Now, the purpose of this tale is to illustrate that humans aren’t the only animals that try to make themselves smell better. I hadn’t realized that. I thought it was a higher human function. Miss D. reminded me that many animals attempt to improve their smell. We just spend more money doing it.
Good perfumes are made with vile smelling bases: extracts from sick or dead whales and polecats in heat. Pretty scents are overlaid and voila! Expensive perfume. I guess Miss Daisy just likes to get down to the basics.
This is historical fact, and as such, I’ve researched it painstakingly. I always try to make my characters think, look and even smell according to their historical periods. But sometimes I have to fudge it because of modern sensibilities.
For example, in Georgian and Regency times, where so many of my romances are set, men loved to use lavender, voilet and other light floral scents. Napoleon loved cologne and rode into battle scented with his favorites, described variously as lavender water, Hungary Water, and similar.
A hero that smells like flowers? Hmmm.
My regency heroes are usually scented with fern and forest, spice and everything nice.
They say we chose our partners in love and life with our noses as much as we do with our brains. (Maybe more so?) Modern men use aftershave. Many use too much. The other day I was driving with my windows open and could smell the aftershave of the driver in the car in front of me. Too many fellas think a healthy slap or two of aftershave and they’re ready for love. Get out your handkerchiefs. Some of that stuff is as appealing as a punch in the nose.
For generations in the last century, men smelled of cigarette and pipe smoke, and it was thought sexy. Will writers of the future realize that? The century before that it was cigars, bay rum and hair oils too. "Hello, Rhett – have a seat. Wait! I have to get an anti-macassar for your chair back."
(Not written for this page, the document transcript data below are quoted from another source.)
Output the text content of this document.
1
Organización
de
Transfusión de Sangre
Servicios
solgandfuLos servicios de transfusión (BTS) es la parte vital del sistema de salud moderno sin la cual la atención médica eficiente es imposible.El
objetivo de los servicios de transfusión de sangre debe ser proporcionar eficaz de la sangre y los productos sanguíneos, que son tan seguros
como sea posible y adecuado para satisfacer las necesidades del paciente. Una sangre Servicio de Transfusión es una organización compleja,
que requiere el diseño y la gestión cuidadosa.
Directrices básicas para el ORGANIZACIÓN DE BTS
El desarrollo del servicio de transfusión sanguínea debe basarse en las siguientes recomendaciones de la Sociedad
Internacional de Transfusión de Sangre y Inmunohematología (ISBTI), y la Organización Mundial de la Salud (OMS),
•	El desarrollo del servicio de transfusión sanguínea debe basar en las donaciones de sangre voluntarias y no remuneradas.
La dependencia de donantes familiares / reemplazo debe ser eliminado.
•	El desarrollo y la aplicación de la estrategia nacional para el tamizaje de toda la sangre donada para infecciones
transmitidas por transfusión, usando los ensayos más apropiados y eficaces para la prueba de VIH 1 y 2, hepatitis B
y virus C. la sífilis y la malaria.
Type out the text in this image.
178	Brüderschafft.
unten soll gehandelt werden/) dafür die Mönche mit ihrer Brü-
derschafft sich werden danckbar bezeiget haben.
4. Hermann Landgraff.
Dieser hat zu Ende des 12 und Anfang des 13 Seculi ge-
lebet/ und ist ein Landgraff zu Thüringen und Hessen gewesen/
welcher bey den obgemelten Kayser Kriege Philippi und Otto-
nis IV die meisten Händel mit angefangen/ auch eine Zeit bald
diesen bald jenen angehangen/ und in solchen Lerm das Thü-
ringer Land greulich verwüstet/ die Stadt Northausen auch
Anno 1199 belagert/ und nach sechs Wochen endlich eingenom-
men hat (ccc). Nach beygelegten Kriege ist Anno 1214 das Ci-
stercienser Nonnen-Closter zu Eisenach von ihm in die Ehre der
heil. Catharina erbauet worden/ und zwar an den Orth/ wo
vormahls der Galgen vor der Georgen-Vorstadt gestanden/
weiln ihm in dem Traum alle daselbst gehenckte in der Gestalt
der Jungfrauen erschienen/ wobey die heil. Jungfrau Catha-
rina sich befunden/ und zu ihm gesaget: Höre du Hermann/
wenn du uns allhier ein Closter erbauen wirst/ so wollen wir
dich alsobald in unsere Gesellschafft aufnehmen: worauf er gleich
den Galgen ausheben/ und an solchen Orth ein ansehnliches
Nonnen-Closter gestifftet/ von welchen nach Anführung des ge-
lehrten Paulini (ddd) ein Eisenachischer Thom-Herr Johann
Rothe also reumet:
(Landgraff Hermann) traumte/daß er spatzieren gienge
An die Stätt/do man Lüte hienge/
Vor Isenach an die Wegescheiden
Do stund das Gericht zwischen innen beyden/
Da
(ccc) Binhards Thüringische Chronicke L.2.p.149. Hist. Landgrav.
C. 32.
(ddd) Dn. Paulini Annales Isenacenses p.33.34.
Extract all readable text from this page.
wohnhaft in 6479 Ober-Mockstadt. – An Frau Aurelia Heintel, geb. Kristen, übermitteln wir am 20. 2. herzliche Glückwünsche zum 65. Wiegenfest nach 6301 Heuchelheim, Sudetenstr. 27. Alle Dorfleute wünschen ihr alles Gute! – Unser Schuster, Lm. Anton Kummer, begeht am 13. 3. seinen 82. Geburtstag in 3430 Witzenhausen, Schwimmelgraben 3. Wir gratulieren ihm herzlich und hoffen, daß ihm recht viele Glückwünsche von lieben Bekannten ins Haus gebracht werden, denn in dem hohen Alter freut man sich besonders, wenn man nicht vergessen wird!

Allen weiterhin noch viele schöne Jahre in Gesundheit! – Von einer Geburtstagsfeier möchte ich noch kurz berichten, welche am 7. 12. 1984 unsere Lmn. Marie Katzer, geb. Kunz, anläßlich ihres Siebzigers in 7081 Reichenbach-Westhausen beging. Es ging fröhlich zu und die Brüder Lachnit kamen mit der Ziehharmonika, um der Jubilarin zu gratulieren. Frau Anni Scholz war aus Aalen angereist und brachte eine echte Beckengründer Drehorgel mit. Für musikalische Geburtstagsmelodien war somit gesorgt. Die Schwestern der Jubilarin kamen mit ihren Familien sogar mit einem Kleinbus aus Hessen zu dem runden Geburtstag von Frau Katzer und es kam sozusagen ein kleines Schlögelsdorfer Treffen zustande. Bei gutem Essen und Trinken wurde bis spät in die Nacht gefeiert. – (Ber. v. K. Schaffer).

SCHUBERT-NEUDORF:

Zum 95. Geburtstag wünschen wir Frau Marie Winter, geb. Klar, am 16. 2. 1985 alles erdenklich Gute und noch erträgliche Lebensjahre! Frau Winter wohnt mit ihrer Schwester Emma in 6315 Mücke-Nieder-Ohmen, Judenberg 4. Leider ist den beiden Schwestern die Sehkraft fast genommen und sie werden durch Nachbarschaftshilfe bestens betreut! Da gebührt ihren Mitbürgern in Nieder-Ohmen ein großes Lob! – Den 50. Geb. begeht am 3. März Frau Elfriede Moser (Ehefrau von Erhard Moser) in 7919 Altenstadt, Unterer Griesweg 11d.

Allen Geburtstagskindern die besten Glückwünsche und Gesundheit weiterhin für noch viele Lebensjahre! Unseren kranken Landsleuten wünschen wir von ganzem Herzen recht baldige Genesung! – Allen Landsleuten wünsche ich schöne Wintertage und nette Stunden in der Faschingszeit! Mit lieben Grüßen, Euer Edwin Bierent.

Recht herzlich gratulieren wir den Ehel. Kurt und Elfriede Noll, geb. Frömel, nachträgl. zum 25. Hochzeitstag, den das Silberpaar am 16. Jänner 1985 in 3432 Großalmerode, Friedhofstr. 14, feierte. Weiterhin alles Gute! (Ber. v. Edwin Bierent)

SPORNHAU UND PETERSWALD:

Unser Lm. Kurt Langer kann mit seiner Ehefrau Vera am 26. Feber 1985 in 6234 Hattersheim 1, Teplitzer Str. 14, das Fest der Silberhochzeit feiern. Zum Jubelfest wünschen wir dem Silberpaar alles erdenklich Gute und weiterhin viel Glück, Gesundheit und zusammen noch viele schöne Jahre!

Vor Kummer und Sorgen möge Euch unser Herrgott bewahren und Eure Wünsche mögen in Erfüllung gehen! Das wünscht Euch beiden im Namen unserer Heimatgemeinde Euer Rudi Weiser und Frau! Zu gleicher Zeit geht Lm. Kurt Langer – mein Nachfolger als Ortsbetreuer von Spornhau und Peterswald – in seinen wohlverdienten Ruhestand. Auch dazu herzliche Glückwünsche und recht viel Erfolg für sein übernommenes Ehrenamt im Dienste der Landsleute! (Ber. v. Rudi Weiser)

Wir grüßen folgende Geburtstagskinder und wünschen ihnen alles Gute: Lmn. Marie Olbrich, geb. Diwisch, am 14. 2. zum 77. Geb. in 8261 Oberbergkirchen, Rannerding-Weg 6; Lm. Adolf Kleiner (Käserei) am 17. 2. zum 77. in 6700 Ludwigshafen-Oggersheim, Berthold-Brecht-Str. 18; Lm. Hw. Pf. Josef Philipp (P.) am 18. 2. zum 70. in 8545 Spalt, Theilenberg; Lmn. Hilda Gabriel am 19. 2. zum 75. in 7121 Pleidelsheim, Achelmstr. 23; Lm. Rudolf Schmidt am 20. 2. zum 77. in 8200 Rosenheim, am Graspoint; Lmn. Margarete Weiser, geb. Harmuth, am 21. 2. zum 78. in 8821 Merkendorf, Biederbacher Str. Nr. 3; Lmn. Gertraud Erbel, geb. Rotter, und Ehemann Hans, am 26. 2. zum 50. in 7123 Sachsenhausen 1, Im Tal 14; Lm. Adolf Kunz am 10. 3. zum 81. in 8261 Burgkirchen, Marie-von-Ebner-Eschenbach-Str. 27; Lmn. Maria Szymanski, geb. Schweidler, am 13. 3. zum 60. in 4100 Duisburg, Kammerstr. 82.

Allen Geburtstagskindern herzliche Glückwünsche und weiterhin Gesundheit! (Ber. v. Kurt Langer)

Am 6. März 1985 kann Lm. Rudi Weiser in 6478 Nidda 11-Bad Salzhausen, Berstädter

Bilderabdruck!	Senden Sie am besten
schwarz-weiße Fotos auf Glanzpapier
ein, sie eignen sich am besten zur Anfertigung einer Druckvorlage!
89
"Smell" is a funny word. "Scent" is nicer. "Odor" sounds bad. But that’s about it for describing good smells. We’ve got three more for the bad ones: stench, stink, reek. Yet scientists say that we’re attracted to our loves by eye, ear, and our noses. I once knew an almost perfect man who nonetheless left me cold because he smelled like shoe polish. At least, he did to me. When I met my one true hero, he smelled of sunshine, clean laundry on the line in a fresh breeze, and an ineffable something male that just about floored me.
Sirens of yore were said to be redolent of tuberose, musk and gardenia. These days women like to smell like fruit salad ( as Mel Brooks observed.) I don’t know about you, but I don’t want to remind people of a melon as I pass by.
I go for the florals, and easy on the musk, because that’s migraine city.
And you? What do you like?
What about your real-life heroes?
And your fictional ones?
I’d love to know: when I write a hero, what do you want him to smell like?